On the macro scale, the merger would intensify the
consolidation in the aerospace and defense industry. Better terms from supplies
and the Pentagon had been putting pressure on contractors “to cut costs and
invest more of their own money in new technologies, such as space systems and
cyber security.”[3]
Consolidation has a major drawback, however, in that competition and thus trade
can be stifled. Society, through its government, rather than consolidated
industries must resolve anti-trust problems, and this is difficult when those
industries have significant power over legislative bodies and regulatory
agencies. Hence, for example, anti-trust law had not been applied to the five
largest American banks even after their complicity in the financial crisis of
2008. In fact, the bankers were able to use government funds to pay themselves
bonuses! So the question can
legitimately be raised whether anti-trust law even can be enforced when the
consolidated company or industry is not in favor.

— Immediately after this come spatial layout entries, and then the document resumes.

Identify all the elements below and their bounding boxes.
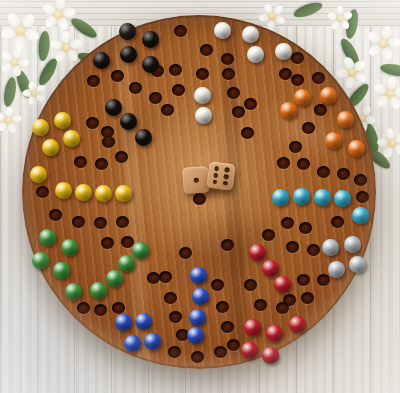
- marble-black[interactable]: [120, 46, 137, 63]
- board-hole[interactable]: [191, 351, 204, 363]
- marble-teal[interactable]: [272, 189, 289, 206]
- board-hole[interactable]: [72, 216, 85, 228]
- board-hole[interactable]: [356, 191, 369, 203]
- board-hole[interactable]: [279, 68, 292, 80]
- marble-red[interactable]: [249, 244, 266, 261]
- marble-yellow[interactable]: [63, 130, 80, 147]
- marble-red[interactable]: [274, 276, 291, 293]
- board-hole[interactable]: [297, 274, 310, 286]
- board-hole[interactable]: [200, 44, 213, 56]
- board-hole[interactable]: [241, 127, 254, 139]
- marble-yellow[interactable]: [54, 112, 71, 129]
- board-hole[interactable]: [116, 216, 129, 228]
- board-hole[interactable]: [161, 104, 174, 116]
- marble-silver[interactable]: [328, 261, 345, 278]
- board-hole[interactable]: [281, 217, 294, 229]
- marble-red[interactable]: [262, 347, 279, 364]
- marble-green[interactable]: [90, 282, 107, 299]
- board-hole[interactable]: [87, 75, 100, 87]
- marble-blue[interactable]: [135, 313, 152, 330]
- marble-green[interactable]: [106, 270, 123, 287]
- marble-blue[interactable]: [144, 333, 161, 350]
- marble-green[interactable]: [39, 229, 56, 246]
- die-pip: [224, 167, 229, 172]
- board-hole[interactable]: [227, 87, 240, 99]
- board-hole[interactable]: [164, 292, 177, 304]
- board-hole[interactable]: [172, 84, 185, 96]
- marble-silver[interactable]: [349, 256, 366, 273]
- board-hole[interactable]: [307, 244, 320, 256]
- marble-blue[interactable]: [189, 309, 206, 326]
- board-hole[interactable]: [149, 92, 162, 104]
- marble-red[interactable]: [289, 316, 306, 333]
- board-hole[interactable]: [331, 216, 344, 228]
- board-hole[interactable]: [101, 237, 114, 249]
- board-hole[interactable]: [312, 72, 325, 84]
- marble-yellow[interactable]: [30, 166, 47, 183]
- board-hole[interactable]: [286, 241, 299, 253]
- marble-green[interactable]: [132, 242, 149, 259]
- board-hole[interactable]: [196, 68, 209, 80]
- marble-teal[interactable]: [293, 188, 310, 205]
- wooden-die-1[interactable]: [182, 166, 210, 194]
- board-hole[interactable]: [174, 25, 187, 37]
- marble-yellow[interactable]: [55, 182, 72, 199]
- board-hole[interactable]: [227, 339, 240, 351]
- marble-black[interactable]: [142, 56, 159, 73]
- board-hole[interactable]: [211, 279, 224, 291]
- marble-blue[interactable]: [190, 267, 207, 284]
- board-hole[interactable]: [121, 236, 134, 248]
- board-hole[interactable]: [221, 239, 234, 251]
- flower-decoration: [373, 76, 400, 111]
- marble-blue[interactable]: [192, 288, 209, 305]
- board-hole[interactable]: [169, 311, 182, 323]
- board-hole[interactable]: [299, 222, 312, 234]
- board-hole[interactable]: [221, 321, 234, 333]
- flower-center: [53, 9, 63, 19]
- board-hole[interactable]: [244, 279, 257, 291]
- marble-yellow[interactable]: [95, 185, 112, 202]
- board-hole[interactable]: [291, 74, 304, 86]
- board-hole[interactable]: [179, 247, 192, 259]
- board-hole[interactable]: [95, 158, 108, 170]
- marble-red[interactable]: [266, 325, 283, 342]
- board-hole[interactable]: [302, 122, 315, 134]
- marble-red[interactable]: [244, 319, 261, 336]
- marble-teal[interactable]: [334, 190, 351, 207]
- marble-white[interactable]: [214, 22, 231, 39]
- board-hole[interactable]: [289, 141, 302, 153]
- board-hole[interactable]: [337, 168, 350, 180]
- board-hole[interactable]: [86, 117, 99, 129]
- marble-yellow[interactable]: [115, 185, 132, 202]
- marble-green[interactable]: [118, 255, 135, 272]
- marble-yellow[interactable]: [75, 184, 92, 201]
- marble-orange[interactable]: [348, 140, 365, 157]
- marble-black[interactable]: [120, 113, 137, 130]
- board-hole[interactable]: [276, 302, 289, 314]
- marble-green[interactable]: [32, 252, 49, 269]
- board-hole[interactable]: [254, 299, 267, 311]
- board-hole[interactable]: [111, 70, 124, 82]
- board-hole[interactable]: [301, 292, 314, 304]
- marble-white[interactable]: [275, 43, 292, 60]
- die-pip: [213, 173, 218, 178]
- flower-decoration: [41, 0, 76, 31]
- marble-blue[interactable]: [115, 314, 132, 331]
- board-hole[interactable]: [314, 104, 327, 116]
- board-hole[interactable]: [222, 68, 235, 80]
- wooden-die-6[interactable]: [207, 162, 236, 191]
- board-hole[interactable]: [277, 157, 290, 169]
- board-hole[interactable]: [94, 217, 107, 229]
- board-hole[interactable]: [317, 166, 330, 178]
- marble-white[interactable]: [195, 107, 212, 124]
- marble-white[interactable]: [194, 87, 211, 104]
- flower-decoration: [0, 106, 22, 134]
- marble-black[interactable]: [119, 23, 136, 40]
- marble-teal[interactable]: [314, 189, 331, 206]
- board-hole[interactable]: [291, 52, 304, 64]
- photo-scene: [0, 0, 400, 393]
- board-hole[interactable]: [115, 151, 128, 163]
- marble-red[interactable]: [262, 260, 279, 277]
- die-pip: [223, 181, 228, 186]
- marble-black[interactable]: [93, 52, 110, 69]
- board-hole[interactable]: [77, 302, 90, 314]
- die-pip: [224, 174, 229, 179]
- marble-blue[interactable]: [187, 327, 204, 344]
- board-hole[interactable]: [214, 346, 227, 358]
- marble-teal[interactable]: [352, 207, 369, 224]
- marble-white[interactable]: [242, 26, 259, 43]
- board-hole[interactable]: [101, 126, 114, 138]
- board-hole[interactable]: [221, 53, 234, 65]
- die-pip: [214, 166, 219, 171]
- marble-black[interactable]: [135, 129, 152, 146]
- marble-orange[interactable]: [325, 132, 342, 149]
- board-hole[interactable]: [147, 272, 160, 284]
- marble-silver[interactable]: [344, 236, 361, 253]
- board-hole[interactable]: [112, 302, 125, 314]
- marble-red[interactable]: [241, 342, 258, 359]
- board-hole[interactable]: [74, 156, 87, 168]
- marble-yellow[interactable]: [42, 139, 59, 156]
- board-hole[interactable]: [168, 346, 181, 358]
- marble-yellow[interactable]: [32, 119, 49, 136]
- marble-black[interactable]: [142, 31, 159, 48]
- board-hole[interactable]: [232, 106, 245, 118]
- board-hole[interactable]: [129, 82, 142, 94]
- board-hole[interactable]: [317, 274, 330, 286]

If very large consolidated companies can rebuff regulatory
attempts to constrain or limit those companies, then even very unethical
managements can enjoy perches of power that are worrisome from a societal
standpoint. In the late 1990’s, for example, Hughes Aircraft merged with
Raytheon Missile Systems. In 2002, dioxane, a carcinogenic chemical that Hughes
Aircraft/Raytheon had been using as a solvent, was discovered in the ground
water under South Tucson, Arizona. Previously, Hughes had used cancer-causing
trichloroethylene since 1981, and several local residents had won settlements
on that chemical from Hughes.[4]
Perhaps Raytheon’s management fail to use adequate oversight over Hughes,
especially given that company’s track record, or was the purchasing company
tacitly involved. Something to ponder for a company on the cusp of growing
substantially through another merger in 2019, for an environmentally callous
group to be so big would indeed be a big deal.
At the company level, a board of directors subservient to
management or even a sordid corporate culture, such as that of Enron, can be
enough to thwart efforts to clean up from unethical conduct. Wells Fargo, for
instance, faced an entrenched corporate culture in “efforts” to stop charging
customers for unordered products. Plutocracy, or the rule of wealth, at a
governmental level means that such companies can not only continue acting
unethically but also extract monopoly or oligarchic rents. In the case of the
defense industry, the increasing power of the major contractors can even result
in pressure on lawmakers to go to war when diplomacy would have been a better
route. Indeed, a government’s spending can become loop-sided in favor of
defense because the major contractors are powerful enough to demand it because
it is good business. Hence U.S. President Lyndon Johnson kept the Vietnam
conflict going in large part because he was getting kick-backs from certain
contractors. In short, from being able to evade anti-trust enforcement to being
able to pressure or pay off presidents in favor of military engagements,
consolidated defense contractors can be said to have too much power.
[1]
Cara Lombardo and Doug Cameron, “Merger to Create Aerospace Giant,” The New York Times, June 10, 2019.
[2]
Ibid.
[3]
Ibid.
[4]
Tony Davis, “South-side Tucsonans Mobilize for Another Water-Pollution
Struggle,” Arizona Daily Star, April 16, 2017.